“Don’t copy my paper.” He didn’t say that, but he should. I was reading Jeffrey Toobin’s New Yorker profile of political spinmeister Roger Stone and thinking, hmmmmm. Where have I read this before? And then I remembered. Matt Labash wrote a very long profile of the very same Roger Stone for The Weekly Standard last November and a follow up in January of this year. I dug up the profile to check my memory and remembered why I remembered it. The profile was mentioned everywhere, including David Brooks’s year-end essay awards, mediabistro, and Romenesko.
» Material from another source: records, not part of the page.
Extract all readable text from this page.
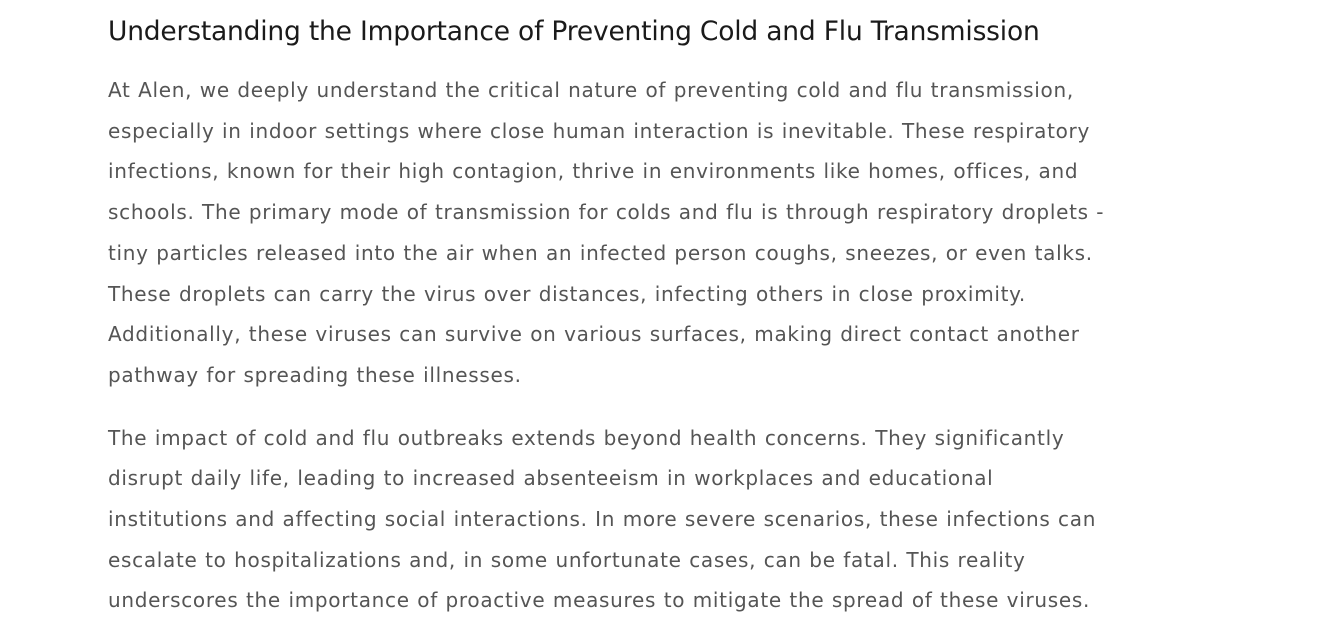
Understanding the Importance of Preventing Cold and Flu Transmission

At Alen, we deeply understand the critical nature of preventing cold and flu transmission,
especially in indoor settings where close human interaction is inevitable. These respiratory
infections, known for their high contagion, thrive in environments like homes, offices, and
schools. The primary mode of transmission for colds and flu is through respiratory droplets -
tiny particles released into the air when an infected person coughs, sneezes, or even talks.
These droplets can carry the virus over distances, infecting others in close proximity.
Additionally, these viruses can survive on various surfaces, making direct contact another
pathway for spreading these illnesses.

The impact of cold and flu outbreaks extends beyond health concerns. They significantly
disrupt daily life, leading to increased absenteeism in workplaces and educational
institutions and affecting social interactions. In more severe scenarios, these infections can
escalate to hospitalizations and, in some unfortunate cases, can be fatal. This reality
underscores the importance of proactive measures to mitigate the spread of these viruses.
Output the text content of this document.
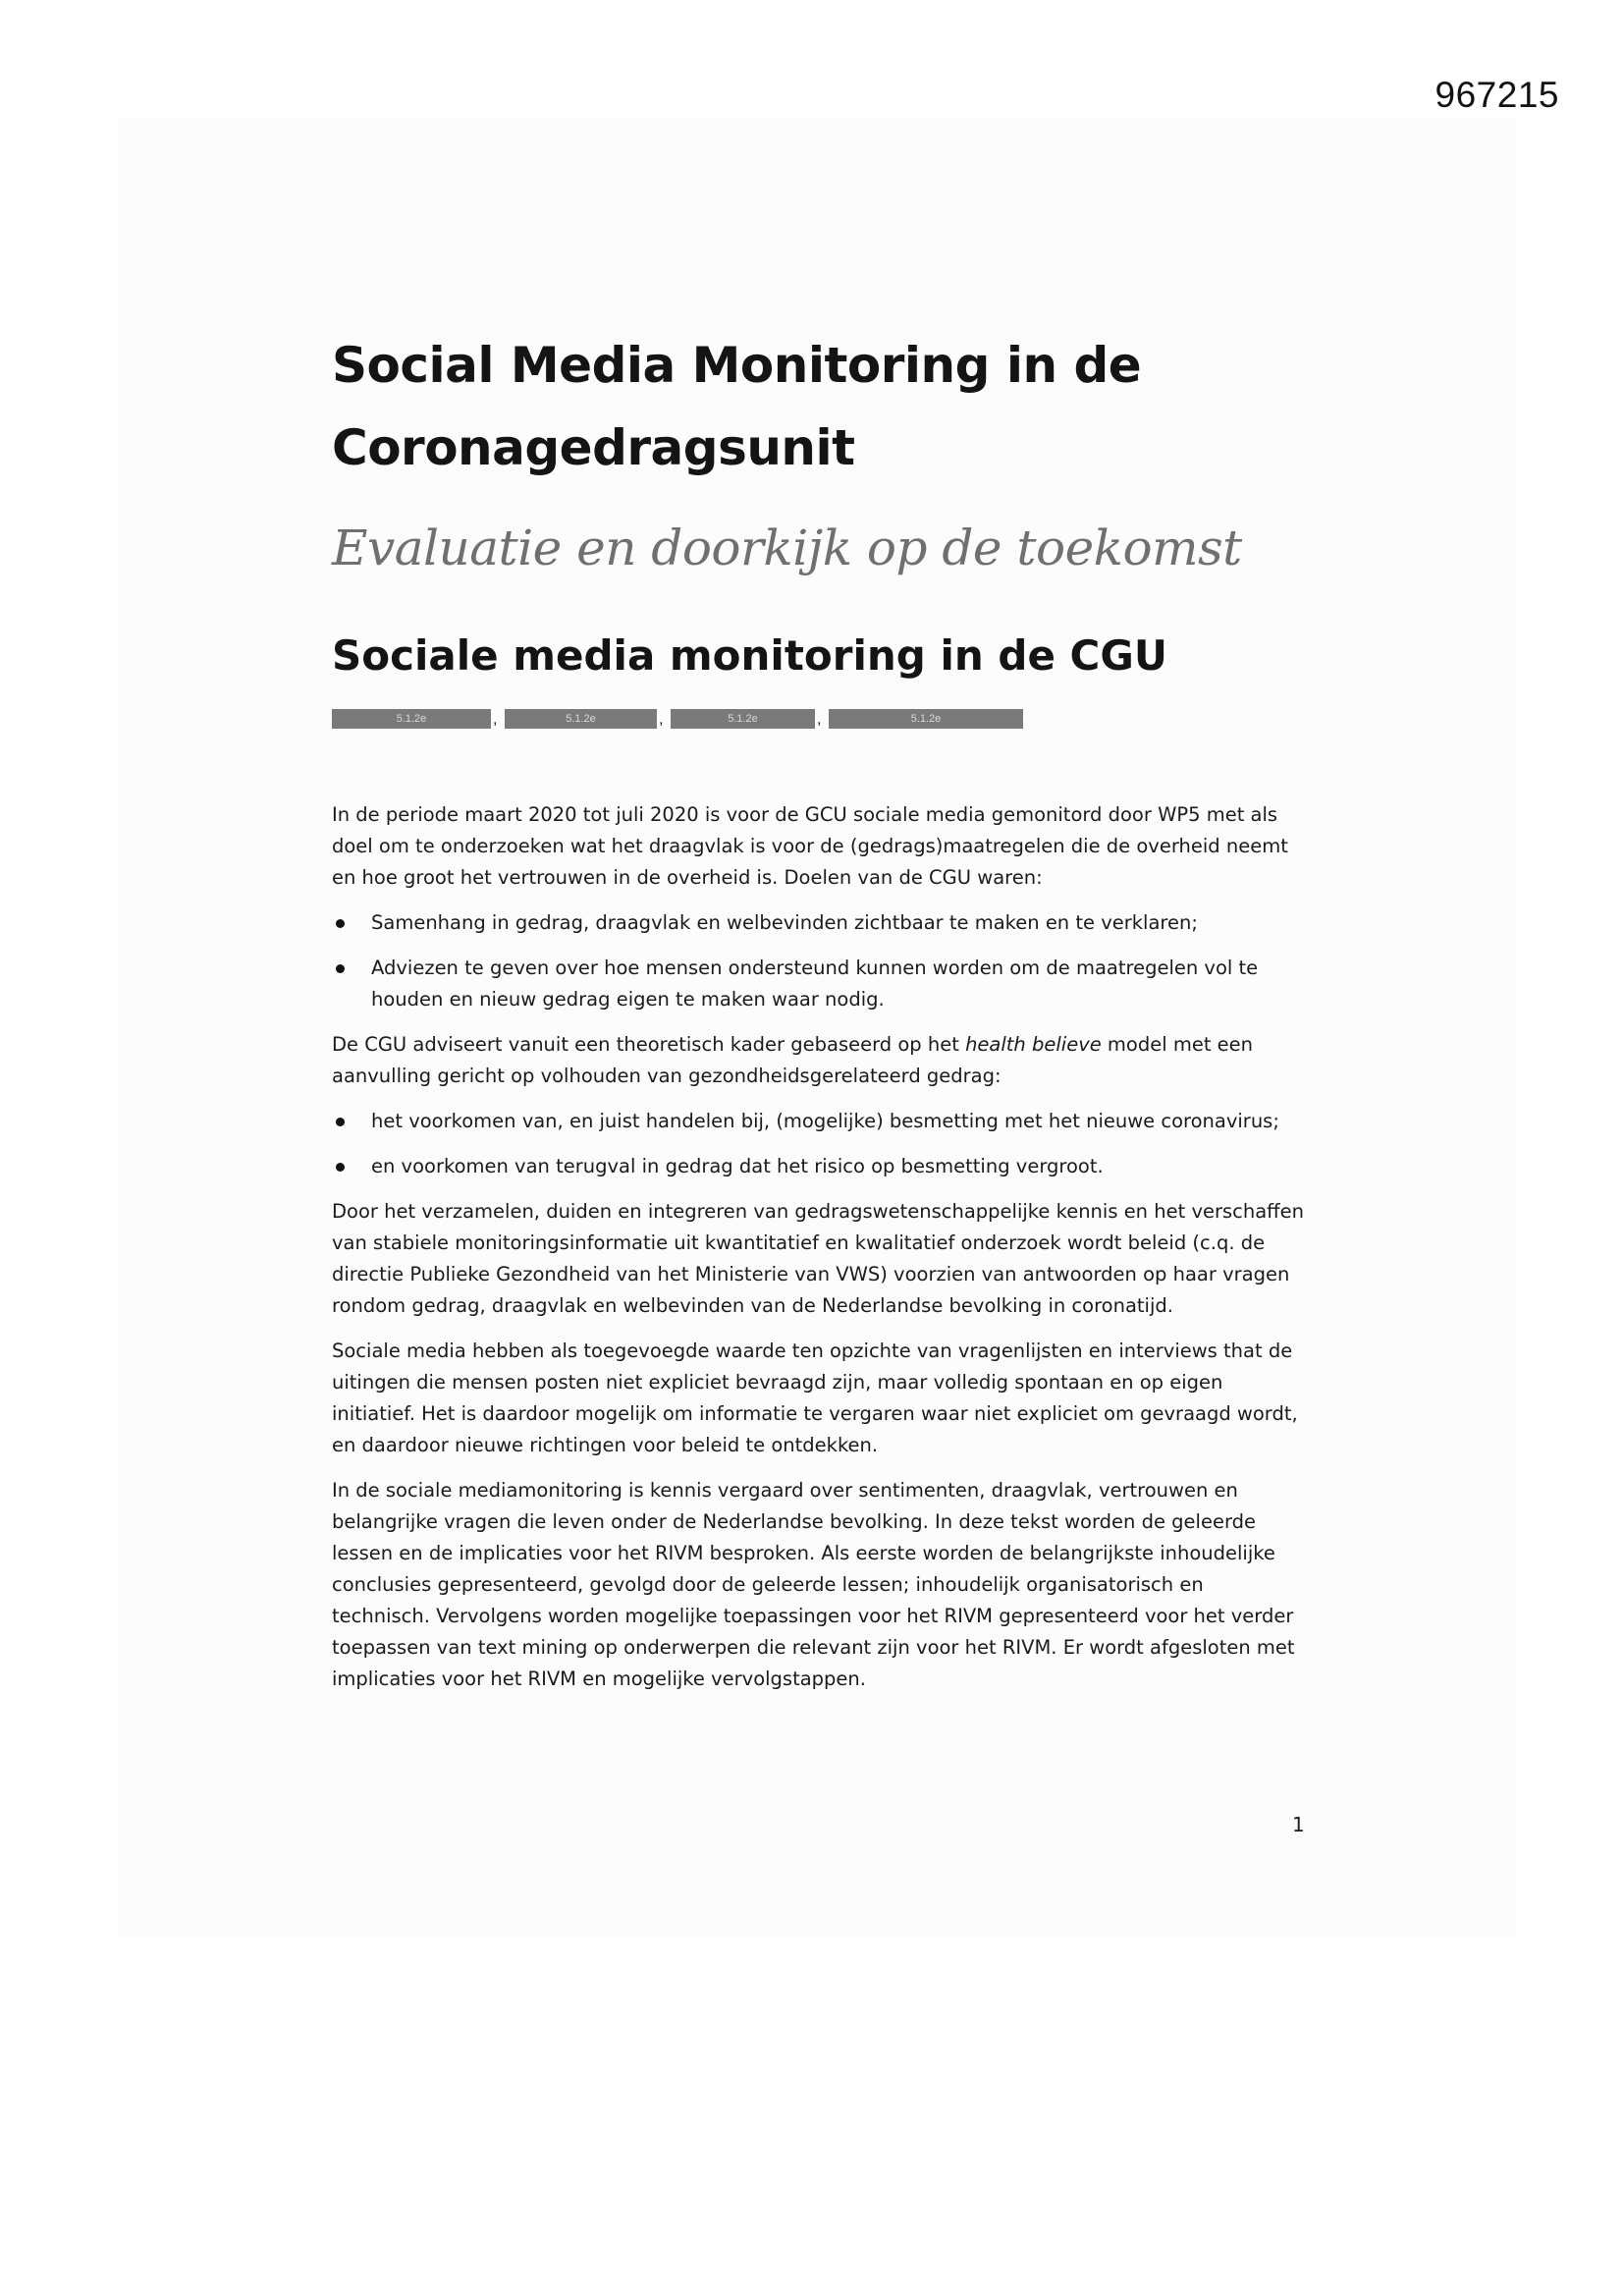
967215
Social Media Monitoring in de
Coronagedragsunit
Evaluatie en doorkijk op de toekomst
Sociale media monitoring in de CGU
5.1.2e	,	5.1.2e	,	5.1.2e	,	5.1.2e

In de periode maart 2020 tot juli 2020 is voor de GCU sociale media gemonitord door WP5 met als doel om te onderzoeken wat het draagvlak is voor de (gedrags)maatregelen die de overheid neemt en hoe groot het vertrouwen in de overheid is. Doelen van de CGU waren:

Samenhang in gedrag, draagvlak en welbevinden zichtbaar te maken en te verklaren;
Adviezen te geven over hoe mensen ondersteund kunnen worden om de maatregelen vol te houden en nieuw gedrag eigen te maken waar nodig.

De CGU adviseert vanuit een theoretisch kader gebaseerd op het health believe model met een aanvulling gericht op volhouden van gezondheidsgerelateerd gedrag:

het voorkomen van, en juist handelen bij, (mogelijke) besmetting met het nieuwe coronavirus;
en voorkomen van terugval in gedrag dat het risico op besmetting vergroot.

Door het verzamelen, duiden en integreren van gedragswetenschappelijke kennis en het verschaffen van stabiele monitoringsinformatie uit kwantitatief en kwalitatief onderzoek wordt beleid (c.q. de directie Publieke Gezondheid van het Ministerie van VWS) voorzien van antwoorden op haar vragen rondom gedrag, draagvlak en welbevinden van de Nederlandse bevolking in coronatijd.

Sociale media hebben als toegevoegde waarde ten opzichte van vragenlijsten en interviews that de uitingen die mensen posten niet expliciet bevraagd zijn, maar volledig spontaan en op eigen initiatief. Het is daardoor mogelijk om informatie te vergaren waar niet expliciet om gevraagd wordt, en daardoor nieuwe richtingen voor beleid te ontdekken.

In de sociale mediamonitoring is kennis vergaard over sentimenten, draagvlak, vertrouwen en belangrijke vragen die leven onder de Nederlandse bevolking. In deze tekst worden de geleerde lessen en de implicaties voor het RIVM besproken. Als eerste worden de belangrijkste inhoudelijke conclusies gepresenteerd, gevolgd door de geleerde lessen; inhoudelijk organisatorisch en technisch. Vervolgens worden mogelijke toepassingen voor het RIVM gepresenteerd voor het verder toepassen van text mining op onderwerpen die relevant zijn voor het RIVM. Er wordt afgesloten met implicaties voor het RIVM en mogelijke vervolgstappen.

1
The similarities are striking, the most egregious of which is a device Labash uses throughout his piece. He repeatedly breaks up anecdotes with “Stone’s Rules” — things like “Admit nothing, deny everything, launch counterattack,” as well as “White shirt + tan face = confidence.”
Toobin does the exact same thing throughout his profile, even including the same mathematical equation and, like Labash, basing his conclusion on yet another rule. The cover art on The Weekly Standard is a photo of Roger Stone with his shirt off, showing his Nixon back tattoo. Whaddayaknow? In The New Yorker’s print edition (not online), they run a photo of Stone with his shirt off, flashing his back tattoo.
There’s more, but I leave a side-by-side comparison to more industrious souls. Both pieces are long. But any casual reading of the two suggests that Toobin owed Labash at least a hat tip. We’re all magpies, picking scraps from here and there to build our nests, but when you use someone else’s rhetorical devices, some recognition is due. It’s always possible Toobin didn’t read the Labash piece, but that seems unlikely. And if he didn’t, why not? Without using the P-word, we can reasonably infer Toobin’s Rule: “If it hasn’t appeared in the New Yorker, it hasn’t appeared.”
But it has. And it has appeared in better form.